Tuesday, August 27, 2013

Education is the most important ingredient for the growth and expansion of a lasting and fruitful civil society. The absence of education can be directly linked to most, if not all, of the social ailments we face.

Education is the catalyst for all of us to advance in life, both professionally and spiritually. It enables us to climb the ladder of success, to live honest and caring lives and to raise our children to adopt and share our morals, virtues and aspirations.

In Florida, we have spent decades engaged in debate about the mechanics of learning. We argue about the value of testing, the application of test results, and how to best grade our schools.

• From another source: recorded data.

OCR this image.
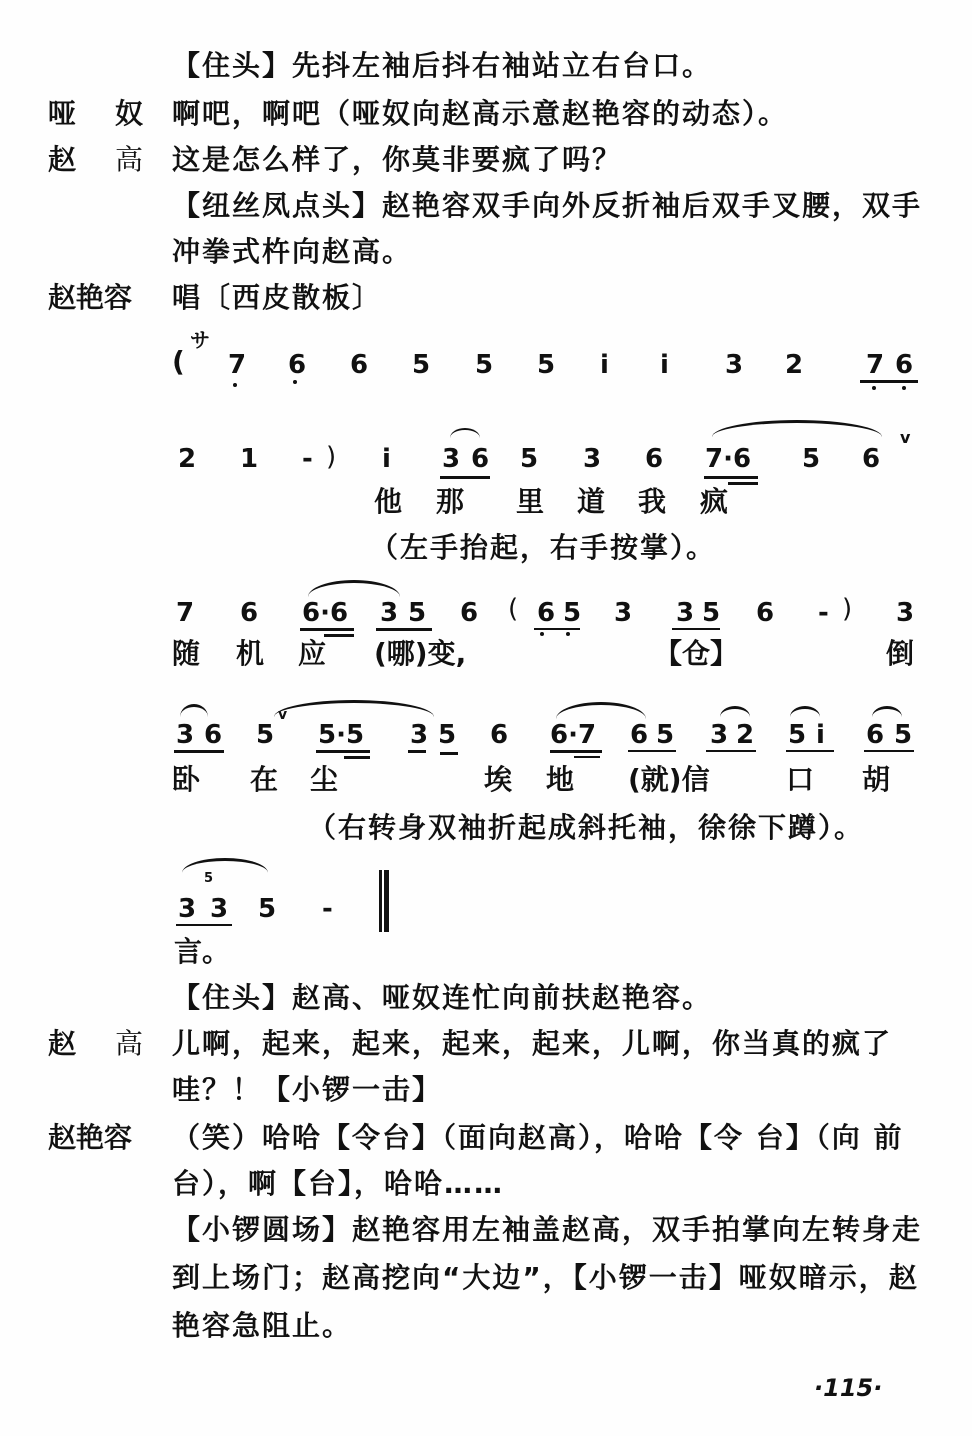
【住头】先抖左袖后抖右袖站立右台口。
哑 奴 啊吧，啊吧（哑奴向赵高示意赵艳容的动态）。
赵 高 这是怎么样了，你莫非要疯了吗？
【纽丝凤点头】赵艳容双手向外反折袖后双手叉腰，双手
冲拳式杵向赵高。
赵艳容 唱〔西皮散板〕
(
サ
7 6 6 5 5 5 i i 3 2 7 6
2 1 - ) i 3 6 5 3 6 7·6 5 6
v
他 那 里 道 我 疯
（左手抬起，右手按掌）。
7 6 6·6 3 5 6 ( 6 5 3 3 5 6 - ) 3
随 机 应 (哪)变,	【仓】	倒
3 6 5
v
5·5 3 5 6 6·7 6 5 3 2 5 i 6 5
卧 在 尘	埃 地 (就)信	口 胡
（右转身双袖折起成斜托袖，徐徐下蹲）。
5
3 3 5 -
言。
【住头】赵高、哑奴连忙向前扶赵艳容。
赵 高 儿啊，起来，起来，起来，起来，儿啊，你当真的疯了
哇？！【小锣一击】
赵艳容 （笑）哈哈【令台】（面向赵高），哈哈【令 台】（向 前
台），啊【台】，哈哈……
【小锣圆场】赵艳容用左袖盖赵高，双手拍掌向左转身走
到上场门；赵高挖向“大边”，【小锣一击】哑奴暗示，赵
艳容急阻止。
·115·
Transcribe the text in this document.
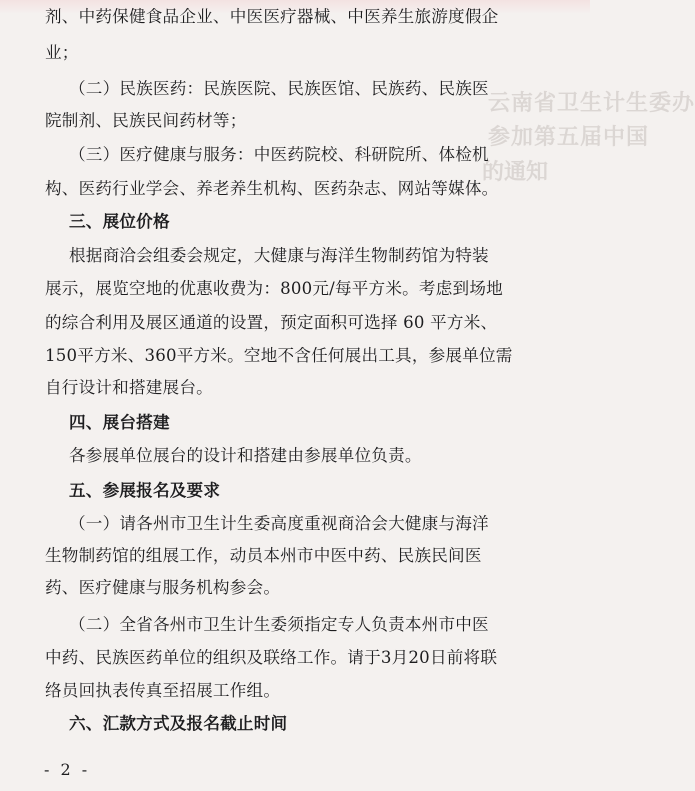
云南省卫生计生委办
参加第五届中国
的通知
剂、中药保健食品企业、中医医疗器械、中医养生旅游度假企
业；
（二）民族医药：民族医院、民族医馆、民族药、民族医
院制剂、民族民间药材等；
（三）医疗健康与服务：中医药院校、科研院所、体检机
构、医药行业学会、养老养生机构、医药杂志、网站等媒体。
三、展位价格
根据商洽会组委会规定，大健康与海洋生物制药馆为特装
展示，展览空地的优惠收费为：800元/每平方米。考虑到场地
的综合利用及展区通道的设置，预定面积可选择 60 平方米、
150平方米、360平方米。空地不含任何展出工具，参展单位需
自行设计和搭建展台。
四、展台搭建
各参展单位展台的设计和搭建由参展单位负责。
五、参展报名及要求
（一）请各州市卫生计生委高度重视商洽会大健康与海洋
生物制药馆的组展工作，动员本州市中医中药、民族民间医
药、医疗健康与服务机构参会。
（二）全省各州市卫生计生委须指定专人负责本州市中医
中药、民族医药单位的组织及联络工作。请于3月20日前将联
络员回执表传真至招展工作组。
六、汇款方式及报名截止时间
- 2 -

I believe that if you do not measure, you do not care. If we don’t measure our success, how will we become successful?

If we do not know what is being taught and retained by students, then we also do not know where we struggle, and how we can improve. Often we are preoccupied in the kitchen worrying about which pots and pans we use, and we forget that our purpose is to cook a meal that sustains and nurtures our children.

It is clear that Florida has made significant progress in education over more than a decade of enhanced measurement of student performance. Our scores, promotion rates, and high school graduation rates are up, yet nowhere near acceptable levels. We are doing much better at imparting knowledge, and students at retaining it.

But we must do better.

We can argue about the origins of Common Core State Standards and engage in political discourse about the value of federal engagement in education.

But we should agree that setting a higher bar, and yes, one that changes as we improve, is beneficial.

Consistency of purpose and a long-term prescription for improvement should be the focal points when we evaluate our education system. We have seen some rapid changes over time in both processes and structure. Perhaps we all need to take a breath, assemble the talent available in Florida to assess where we stand, and keep in place rigid assessments, but consider how these assessments are used.

We need a road map to success that allows our state to compare our performance to other states and countries.

We cannot afford to lose the ground we have gained. We cannot afford to turn back the clock and move away from assessing our progress.

We can, however, regularly alter how assessments are used and increase our focus on improvement and remediation. Our future depends on how we tackle the tasks before us.

Education matters. Our children matter. They should be our focus moving forward.